Imitation, Imitation Exercise

Minerva by Elihu Vedder (1897)

Frontispiece of The Colours of Animals by Edward Bagnall Poulton, showing Mimicry in South African Butterflies (1890)

Class: Beginning Poetry (Tinker Mountain Writers’ Workshop)
Genre: Poetry
Readings: Their selection
Time: 50+ minutes

Ask that the students bring in one of their favorite poems. (My students brought in “Meditation at Lagunitas” by Robert Hass, “Fever 103°” by Sylvia Plath, and “[Carrion Comfort]” by Gerard Manley Hopkins.) Have each student read the selection to the class and lead a discussion on the poem’s features, movement, and form.

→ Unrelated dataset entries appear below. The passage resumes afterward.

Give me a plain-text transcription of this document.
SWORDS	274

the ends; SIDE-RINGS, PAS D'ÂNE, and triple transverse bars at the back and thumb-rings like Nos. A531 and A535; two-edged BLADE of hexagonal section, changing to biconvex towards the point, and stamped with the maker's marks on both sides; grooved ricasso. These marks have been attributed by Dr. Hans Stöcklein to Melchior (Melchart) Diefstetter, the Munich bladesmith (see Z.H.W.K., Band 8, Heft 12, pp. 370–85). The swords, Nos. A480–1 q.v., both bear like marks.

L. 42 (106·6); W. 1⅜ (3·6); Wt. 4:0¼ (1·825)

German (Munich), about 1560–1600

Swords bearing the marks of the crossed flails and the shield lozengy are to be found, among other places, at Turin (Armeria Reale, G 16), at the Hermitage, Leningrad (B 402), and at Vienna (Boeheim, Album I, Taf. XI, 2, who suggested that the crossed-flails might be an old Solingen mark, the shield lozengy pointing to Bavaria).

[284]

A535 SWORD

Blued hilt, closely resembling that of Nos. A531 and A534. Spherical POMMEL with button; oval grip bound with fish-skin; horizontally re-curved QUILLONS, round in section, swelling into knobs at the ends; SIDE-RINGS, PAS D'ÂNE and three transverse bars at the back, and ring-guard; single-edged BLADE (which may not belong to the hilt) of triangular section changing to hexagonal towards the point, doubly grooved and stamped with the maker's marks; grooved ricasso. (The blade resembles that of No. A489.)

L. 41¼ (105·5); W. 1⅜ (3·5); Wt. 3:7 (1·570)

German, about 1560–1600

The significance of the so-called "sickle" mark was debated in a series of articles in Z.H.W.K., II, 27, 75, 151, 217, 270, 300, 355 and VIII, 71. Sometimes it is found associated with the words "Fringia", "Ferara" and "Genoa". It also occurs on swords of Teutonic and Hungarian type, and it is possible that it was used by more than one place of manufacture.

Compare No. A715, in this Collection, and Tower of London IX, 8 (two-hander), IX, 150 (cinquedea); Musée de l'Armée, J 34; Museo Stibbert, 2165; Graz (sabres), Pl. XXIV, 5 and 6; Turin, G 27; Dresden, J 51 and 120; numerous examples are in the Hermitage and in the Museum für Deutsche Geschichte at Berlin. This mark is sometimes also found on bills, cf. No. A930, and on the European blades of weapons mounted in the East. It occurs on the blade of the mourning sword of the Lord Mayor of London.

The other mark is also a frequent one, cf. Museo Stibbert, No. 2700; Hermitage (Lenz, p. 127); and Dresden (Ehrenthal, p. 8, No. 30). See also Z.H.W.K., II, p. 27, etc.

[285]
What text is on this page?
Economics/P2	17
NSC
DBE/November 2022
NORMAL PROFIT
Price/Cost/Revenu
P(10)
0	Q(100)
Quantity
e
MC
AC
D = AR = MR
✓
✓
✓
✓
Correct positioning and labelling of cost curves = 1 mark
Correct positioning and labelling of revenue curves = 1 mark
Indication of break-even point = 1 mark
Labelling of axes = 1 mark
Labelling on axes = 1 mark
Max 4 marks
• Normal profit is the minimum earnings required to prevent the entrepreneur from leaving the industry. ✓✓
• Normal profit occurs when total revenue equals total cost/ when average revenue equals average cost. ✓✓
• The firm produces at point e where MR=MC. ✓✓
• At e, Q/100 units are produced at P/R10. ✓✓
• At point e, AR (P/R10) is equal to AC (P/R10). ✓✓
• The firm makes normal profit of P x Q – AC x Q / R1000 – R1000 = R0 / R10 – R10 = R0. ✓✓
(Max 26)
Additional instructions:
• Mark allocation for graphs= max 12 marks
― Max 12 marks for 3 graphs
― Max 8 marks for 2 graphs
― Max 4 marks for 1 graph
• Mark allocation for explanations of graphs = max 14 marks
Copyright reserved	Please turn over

Consider some of the ways one can write imitations:
  1. Imitate all or many of the strategies of that specific poem.
  2. Imitate general features of the poet’s style.
  3. Write a poem in the persona of the poet. (His/her general voice, not just the voice on the page.)
  4. Do a loose imitation using one element of the original poem. This could even include response poems, poems with lines of that poet, etcetera.
Then have them do the following exercise:
  1. Write an imitation of the poem you brought in. (15 min.)
  2. Write an imitation of one of the other poems. (15 min.)
  3. Discuss. What imitation strategy did you choose? Why? Did you find yourself more able to imitate your selection or another’s? Why? Which imitation was hardest? Can you more easily discern some of your own fundamental orientation to language, ticks, go-to strategies, etcetera through the imitation process?